開沼 地元の社会福祉協議会やNPO団体など、しかるべき支援の受け皿となっている団体の指示に従いつつ、自分ができること、自分がやってよかったなと続けられることを見つけながら、無理せずに持続的な活動をするべきです。

 あるいは、そういった支援機関に募金することです。その募金は、ボランティアの実務能力の高い人が現地でしっかり動くための活動費に充てることができます。

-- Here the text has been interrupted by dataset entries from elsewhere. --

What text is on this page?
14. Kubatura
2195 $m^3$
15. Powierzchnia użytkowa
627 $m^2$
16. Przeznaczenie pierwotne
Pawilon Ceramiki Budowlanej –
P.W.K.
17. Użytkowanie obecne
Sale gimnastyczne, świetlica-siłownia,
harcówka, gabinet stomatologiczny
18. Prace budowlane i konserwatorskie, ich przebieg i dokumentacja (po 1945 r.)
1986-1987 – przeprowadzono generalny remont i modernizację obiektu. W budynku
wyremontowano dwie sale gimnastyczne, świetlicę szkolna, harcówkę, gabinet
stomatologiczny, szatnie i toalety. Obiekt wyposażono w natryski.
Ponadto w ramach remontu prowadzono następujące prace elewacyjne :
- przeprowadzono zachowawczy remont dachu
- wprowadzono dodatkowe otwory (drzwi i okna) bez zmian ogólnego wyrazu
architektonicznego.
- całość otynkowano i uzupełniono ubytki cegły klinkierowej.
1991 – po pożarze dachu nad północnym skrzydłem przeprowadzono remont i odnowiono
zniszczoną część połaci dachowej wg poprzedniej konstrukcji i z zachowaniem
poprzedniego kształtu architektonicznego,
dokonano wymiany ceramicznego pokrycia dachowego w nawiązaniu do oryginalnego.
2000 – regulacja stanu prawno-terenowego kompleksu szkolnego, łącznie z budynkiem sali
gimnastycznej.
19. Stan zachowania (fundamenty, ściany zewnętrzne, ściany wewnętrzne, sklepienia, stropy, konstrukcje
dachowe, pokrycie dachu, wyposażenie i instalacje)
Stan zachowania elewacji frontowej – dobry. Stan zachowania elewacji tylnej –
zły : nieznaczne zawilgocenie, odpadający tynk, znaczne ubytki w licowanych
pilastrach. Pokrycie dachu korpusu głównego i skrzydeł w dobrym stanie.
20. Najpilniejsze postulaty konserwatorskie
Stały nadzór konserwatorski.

 東日本大震災でも、効果的かつ持続的に動くことができたのは、長い間地元でNPOとして地域づくりの活動をしていたボランティアでした。こういった前例を踏まえて、無理なくできることから始める必要がありますね。

–ありがとうございました。

 ちなみに、義援金は被災者に直接渡されるため、震災直後など緊急を要するタイミングであれば、NPO団体への募金が有効だという。「被災地の力になりたい」という善意は否定されるものではないが、その善意を示す方法を間違えないことが重要なのだ。
(文=谷口京子/清談社)

●開沼博(かいぬま・ひろし)
1984年福島県いわき市生まれ。東京大学文学部卒。同大学院学際情報学府修士課程修了。現在、同博士課程在籍。専攻は社会学。著書に『はじめての福島学』(イースト・プレス)『漂白される社会』(ダイヤモンド社)『フクシマの正義 「日本の変わらなさ」との闘い』(幻冬舎)『「フクシマ」論 原子力ムラはなぜ生まれたのか』(青土社)『地方の論理 フクシマから考える日本の未来』(同、佐藤栄佐久氏との共著)『「原発避難」論 避難の実像からセカンドタウン、故郷再生まで』(明石書店、編著)など。学術誌の他、「文藝春秋」「AERA」などの媒体にルポ・評論・書評などを執筆。